ASA’s Government Affairs Committee adopted an updated position statement on Everglades restoration in March 2018 outlining ASA’s support of comprehensive efforts to restore water flow to its historic southerly flow through the system, while emphasizing the need to expedite and speed up the timeframes for completion of all restoration projects and increase federal and state funding.

Restoration progress continues to be made, both on construction, planning and policy levels. Federal funding for authorized Comprehensive Everglades Restoration Plan (CERP) projects is a high priority for the American Sportfishing Association and is key to expediting the restoration process. While restoration costs are to be shared 50/50 between the state and federal government, the federal government has lagged significantly behind the state in their actual investment. Florida continues to provide more than $400 million annually for restoration projects, while annual funding from the US Army Corps of Engineers (USACE) has typically hovered around $100 million. However, the 2020 federal budget appropriated $200 million, a historic level, and the President’s 2021 budget requests $250 million from Congress.

The 2018 Water Resource Development Act (WRDA, S. 3021) authorized the Everglades Agricultural Area Reservoir; despite procedural challenges with the USACE, construction began this summer. The Act also instructed the USACE to begin revisions to the Lake Okeechobee Regulation Schedule so that the new schedule can be in place once rehabilitation of the Herbert Hoover Dike is completed in 2022. ASA has advocated for environmental impacts to habitat and fisheries, both in the estuaries and the Lake, to be considered in USACE’s process.

In 2019, the USACE regulated Lake levels through discharges early in the year to reduce their need during warmer months when algal blooms are more likely.

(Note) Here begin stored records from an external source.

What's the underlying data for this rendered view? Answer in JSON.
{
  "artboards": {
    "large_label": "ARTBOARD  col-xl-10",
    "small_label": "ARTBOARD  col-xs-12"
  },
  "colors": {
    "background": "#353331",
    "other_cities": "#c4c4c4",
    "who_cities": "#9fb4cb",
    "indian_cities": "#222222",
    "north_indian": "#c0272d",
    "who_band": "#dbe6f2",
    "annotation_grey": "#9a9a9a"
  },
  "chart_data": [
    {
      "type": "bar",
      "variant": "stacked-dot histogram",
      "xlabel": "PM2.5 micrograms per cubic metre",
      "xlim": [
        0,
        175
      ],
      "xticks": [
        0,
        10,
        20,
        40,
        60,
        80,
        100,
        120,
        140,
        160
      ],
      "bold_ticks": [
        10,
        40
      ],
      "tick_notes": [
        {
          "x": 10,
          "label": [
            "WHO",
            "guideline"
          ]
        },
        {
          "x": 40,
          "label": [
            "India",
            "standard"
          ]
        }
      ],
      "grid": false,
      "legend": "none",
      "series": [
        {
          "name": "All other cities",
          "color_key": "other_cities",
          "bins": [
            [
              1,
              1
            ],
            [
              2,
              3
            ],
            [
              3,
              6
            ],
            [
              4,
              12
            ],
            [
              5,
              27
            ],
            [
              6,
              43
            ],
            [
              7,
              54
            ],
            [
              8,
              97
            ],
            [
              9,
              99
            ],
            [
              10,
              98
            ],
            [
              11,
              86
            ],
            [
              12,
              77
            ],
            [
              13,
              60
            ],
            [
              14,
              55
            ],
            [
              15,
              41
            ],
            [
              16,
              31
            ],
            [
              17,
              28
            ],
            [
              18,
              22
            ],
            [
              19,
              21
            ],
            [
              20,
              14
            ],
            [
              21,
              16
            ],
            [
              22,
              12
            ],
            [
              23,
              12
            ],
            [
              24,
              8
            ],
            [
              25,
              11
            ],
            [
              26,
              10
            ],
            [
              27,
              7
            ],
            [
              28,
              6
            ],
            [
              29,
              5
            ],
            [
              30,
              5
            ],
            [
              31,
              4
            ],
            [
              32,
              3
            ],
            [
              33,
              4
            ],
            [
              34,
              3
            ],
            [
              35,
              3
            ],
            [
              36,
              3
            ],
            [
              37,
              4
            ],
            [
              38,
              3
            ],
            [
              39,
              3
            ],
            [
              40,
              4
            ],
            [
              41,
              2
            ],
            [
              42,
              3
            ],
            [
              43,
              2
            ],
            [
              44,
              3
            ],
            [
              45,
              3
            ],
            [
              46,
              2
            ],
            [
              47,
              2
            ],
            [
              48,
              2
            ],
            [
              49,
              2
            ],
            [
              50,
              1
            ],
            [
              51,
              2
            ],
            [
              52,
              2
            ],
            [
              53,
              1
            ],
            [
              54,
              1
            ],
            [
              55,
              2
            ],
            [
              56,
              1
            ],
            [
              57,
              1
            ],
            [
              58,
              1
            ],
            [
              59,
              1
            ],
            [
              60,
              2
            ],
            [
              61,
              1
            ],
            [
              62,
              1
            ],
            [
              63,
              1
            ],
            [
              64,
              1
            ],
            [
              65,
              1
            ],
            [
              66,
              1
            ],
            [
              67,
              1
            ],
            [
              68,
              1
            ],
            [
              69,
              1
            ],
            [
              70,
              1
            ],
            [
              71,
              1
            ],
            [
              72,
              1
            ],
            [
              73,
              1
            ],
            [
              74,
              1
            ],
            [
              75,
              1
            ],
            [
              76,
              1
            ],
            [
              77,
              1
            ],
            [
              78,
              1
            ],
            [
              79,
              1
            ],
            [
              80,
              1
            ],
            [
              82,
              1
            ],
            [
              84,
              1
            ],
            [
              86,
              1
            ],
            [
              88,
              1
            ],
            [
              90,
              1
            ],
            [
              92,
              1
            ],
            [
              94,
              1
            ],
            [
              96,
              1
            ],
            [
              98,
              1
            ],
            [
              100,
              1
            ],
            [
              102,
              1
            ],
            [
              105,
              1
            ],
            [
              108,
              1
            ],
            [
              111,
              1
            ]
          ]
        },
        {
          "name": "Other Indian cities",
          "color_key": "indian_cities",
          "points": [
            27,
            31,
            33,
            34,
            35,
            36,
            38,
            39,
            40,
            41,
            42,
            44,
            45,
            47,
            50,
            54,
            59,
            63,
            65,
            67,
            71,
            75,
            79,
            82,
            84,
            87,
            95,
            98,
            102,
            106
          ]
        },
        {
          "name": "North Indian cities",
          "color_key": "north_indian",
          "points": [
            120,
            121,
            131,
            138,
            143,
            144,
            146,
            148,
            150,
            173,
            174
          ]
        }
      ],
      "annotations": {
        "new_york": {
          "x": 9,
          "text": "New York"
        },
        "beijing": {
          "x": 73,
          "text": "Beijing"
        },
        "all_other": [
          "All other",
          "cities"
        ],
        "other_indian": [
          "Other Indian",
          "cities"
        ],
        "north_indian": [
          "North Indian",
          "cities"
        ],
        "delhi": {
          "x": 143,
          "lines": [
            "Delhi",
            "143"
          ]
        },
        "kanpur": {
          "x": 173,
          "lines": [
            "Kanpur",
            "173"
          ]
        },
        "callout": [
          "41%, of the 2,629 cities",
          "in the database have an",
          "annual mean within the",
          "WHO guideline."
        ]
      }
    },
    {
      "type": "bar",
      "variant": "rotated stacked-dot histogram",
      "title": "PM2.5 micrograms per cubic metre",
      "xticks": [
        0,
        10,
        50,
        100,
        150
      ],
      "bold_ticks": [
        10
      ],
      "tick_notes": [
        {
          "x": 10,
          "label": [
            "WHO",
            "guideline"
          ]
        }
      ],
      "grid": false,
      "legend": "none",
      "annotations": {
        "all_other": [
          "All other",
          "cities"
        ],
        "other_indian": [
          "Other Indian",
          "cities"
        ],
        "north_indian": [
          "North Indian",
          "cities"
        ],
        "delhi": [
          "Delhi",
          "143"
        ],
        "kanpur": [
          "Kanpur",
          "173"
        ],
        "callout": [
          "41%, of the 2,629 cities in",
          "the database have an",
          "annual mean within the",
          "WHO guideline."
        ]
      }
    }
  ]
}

Because of this and a relatively “normal” rainfall year, discharges to the estuaries were largely avoided. Continuing to help relieve discharges was a “normal-dry” 2020 and an increase in ability to send water south due to operational changes by the USACE and South Florida Water Management District (SFWMD). Additional water can be sent south once the final phase of the Tamiami Trail is completed in 2024 – the final construction contract has been awarded.

Planning is ongoing on water quality and storage projects that will address restoration on tribal lands to the west. The USACE is finalizing its plans for the Lake Okeechobee Watershed Restoration Project, and the Loxahatchee River Watershed Restoration Project has been submitted for Congressional authorization in the WRDA 2020 bill. The SFWMD is developing a science plan and moving ahead with pilot projects to assess placement of Aquifer Storage and Recovery wells on the north side of the Lake as part of LOWRP.

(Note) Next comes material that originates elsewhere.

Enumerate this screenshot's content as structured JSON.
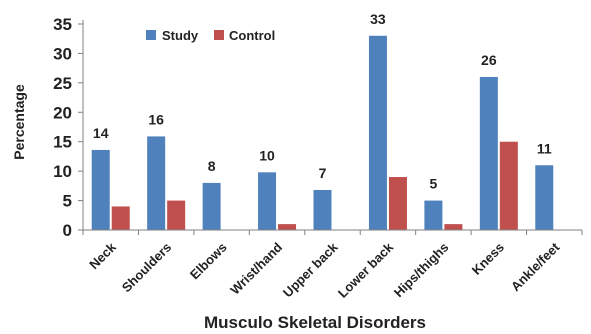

On December 8, 2020, the the U.S. House of Representatives passed the Water Resources Development Act (WRDA) of 2020 (S. 1811), which now goes to the U.S. Senate for consideration. The American Sportfishing Association (ASA) has strongly advocated for WRDA 2020, which includes numerous policies that support water quality, aquatic resource conservation and fishing access. Read more >

In late March of 2021, the South Florida Water Management District began the process of removing 5.5 miles of the Old Tamiami Trail roadbed as part of the ongoing effort to return the Everglades’ historic flow of water South. The $7 million project is expected to increase the flow of freshwater into the Northeast Shark River Slough by more than 220 billion gallons below per year. ⁣The restoration of the historic flow is essential to maintaining ecological balance, which is vital to the health of our fisheries, habitat and water quality.